Sustainable Aphorisms

2009-03-09 00:00:00 +0000 — MFA Studio, Baltimore, MD

Agility Change must happen fast—but raw speed alone is not enough. The rapid growth of industrialism got us into this mess; quick, precise and nimble actions now will get us out of it.

Brevity There shall be no unnecessary parts, words, decorations or pieces. This does not mean decoration and elaboration cease existing, only that there shall be nothing extraneous—every decision must count. The craft movement achieves this in one sense, modernism another???

Constraint This is the realm of restriction, of stipulations, of specifications. Defined at the outset, limitations can guide a solution. Not to be confused with Sacrifice (which is reactive and loss-based), constraint analyzes available options.

Equilibrium Harmony and balance amongst all parts of commerce, nature, technology and society must be achieved. No concern can be sacrificed for the sake of another. This is also in reference to all interests of form, content, and context in the design of an object.

Flexibility There will be no perfect approach—the future will unfold in unpredictable ways. We must allow adaptive reuse and be willing to change as needed to fit circumstances.

Meaning All great works that elicit response share one thing in common: they mean something. We must focus on intent, purpose, and substance—the context—in addition to form and function.

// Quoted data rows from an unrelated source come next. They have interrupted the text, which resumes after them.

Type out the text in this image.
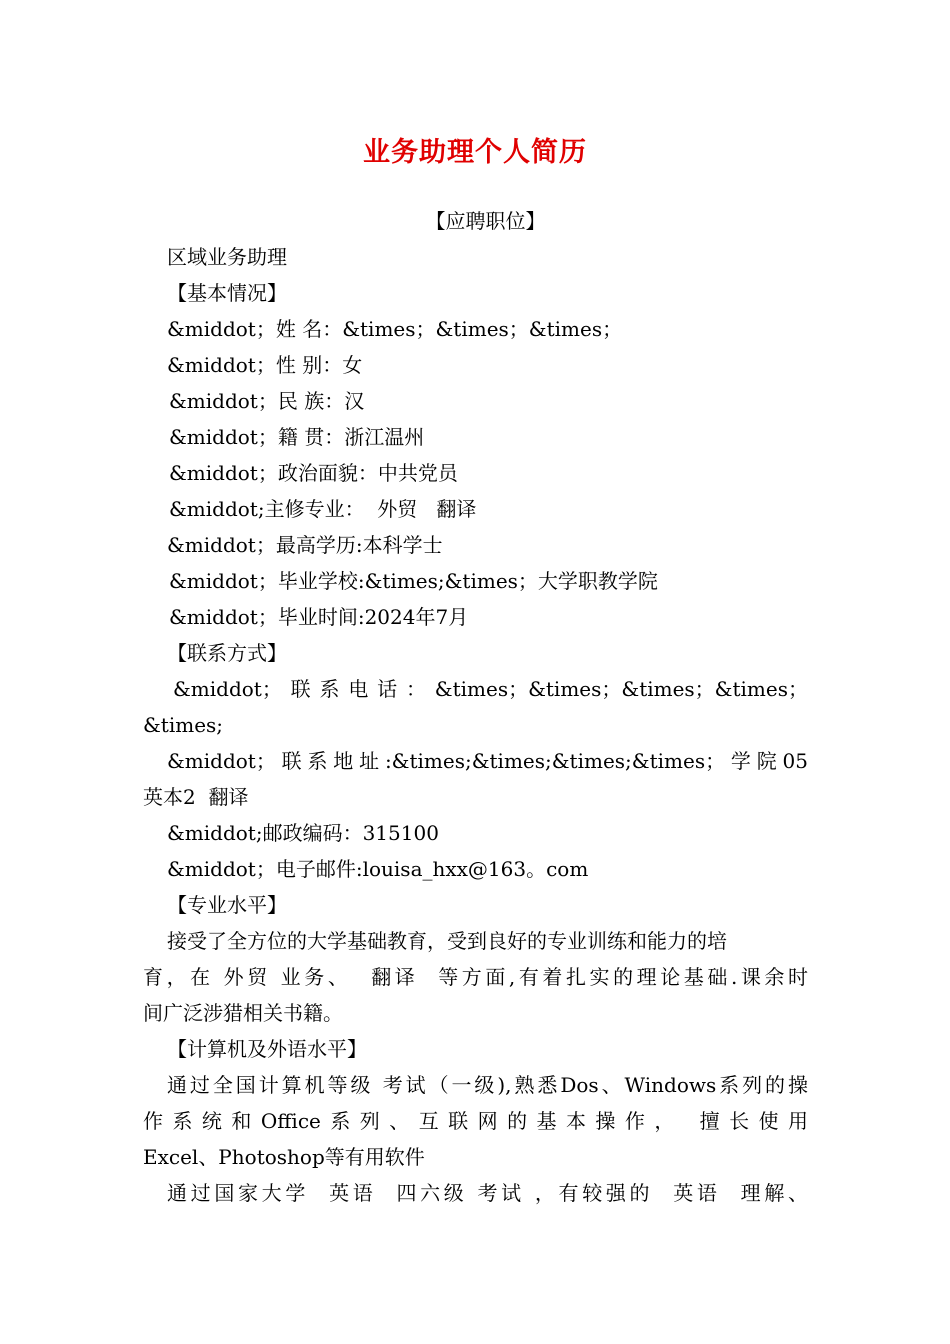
业务助理个人简历
【应聘职位】
区域业务助理
【基本情况】
&middot；姓 名：&times；&times；&times；
&middot；性 别：女
&middot；民 族：汉
&middot；籍 贯：浙江温州
&middot；政治面貌：中共党员
&middot;主修专业：  外贸   翻译
&middot；最高学历:本科学士
&middot；毕业学校:&times;&times；大学职教学院
&middot；毕业时间:2024年7月
【联系方式】
&middot；联系电话：&times；&times；&times；&times；
&times;
&middot；联系地址:&times;&times;&times;&times；学院05
英本2  翻译
&middot;邮政编码：315100
&middot；电子邮件:louisa_hxx@163。com
【专业水平】
接受了全方位的大学基础教育，受到良好的专业训练和能力的培
育，在 外贸 业务、  翻译  等方面,有着扎实的理论基础.课余时
间广泛涉猎相关书籍。
【计算机及外语水平】
通过全国计算机等级 考试（一级),熟悉Dos、Windows系列的操
作系统和Office系列、互联网的基本操作， 擅长使用
Excel、Photoshop等有用软件
通过国家大学  英语  四六级 考试 ，有较强的  英语  理解、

Quality Better, happier and more fulfilling: This is what quality shall mean in sustainable design. The aim is to provide this to everyone in elegant, elemental ways.

Services We want the functions objects provide, not the objects themselves. To do this our needs, appliances, and tools must be approached in terms of “services, not stuff” and “use, don’t own.” The idea of services is against intentional obsolescence and for reusability and repairability.

Systems Our current systems are out of date and faulty. It is pointless to waste energy attempting to resolve designs within these systems. The creation and exploitation of new, better systems will be the main directive for sustainable design.

Time Allowing time to pass opens the door to adaptability and evolution. Besides learning about a designs good and bad points over time, we must also argue over the questions of durable vs. ephemeral. A car is a durable object, and should be constructed as such, while a candy-bar wrapper is not. If we ask upfront how long we want an object to last we can make each design decision an answer to the question.


Afterthought: These are what became “The Sustainabilitist Manifesto.”